We have names for the first two components: learning and play. By playing at moving around, animals were able to teach themselves how to run, walk, gallop, trot, and so on. Learning and play were invented simultaneously, as two parts of the same development. It’s ironic, isn’t it, that nowadays we wonder whether play can be used to improve learning when in fact, play and learning are really two sides of the same evolutionary coin.
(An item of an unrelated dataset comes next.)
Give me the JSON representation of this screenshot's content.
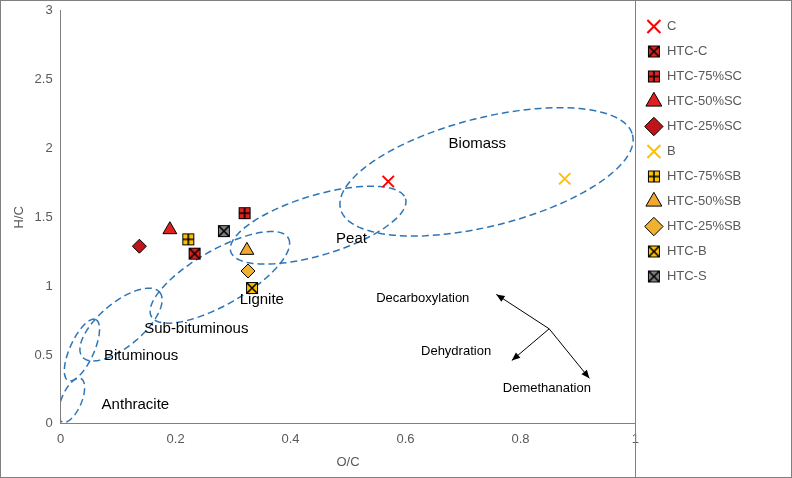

Aside: this view of learning and play isn’t really that unorthodox: it’s just a neurological analog of what genes do in natural selection. Accidental mutations generate variations in the genes, and those variations are tested against the demands of the environment, rejecting the mutations that don’t help, and preferring the mutations that do help. In the neurological analog of this process, play generates the variations in locomotor behavior, which are then tested, not against the environment per se, but against the animal’s expectations of efficient and speedy movement. Play is the random generator used to refine the connections in the nervous system. The two primary differences between the two systems are 1) that the genetic evolutionary process requires many generations to function, while the neuronal evolutionary process -- again, what we call learning -- takes place over a time scale of days to months; and 2) that the evaluation of effectiveness is external (the environment) in the case of genes, but internal in the case of neurons -- there’s an internal evaluation process that decides whether the creature is moving well.

I therefore maintain that learning and play developed to take fullest advantage of the opportunities offered by multiple gaits. Once the basic technology of learning and play was in place, it was applied to many other areas of mammalian behavior. This process, of course, required millions of years to develop.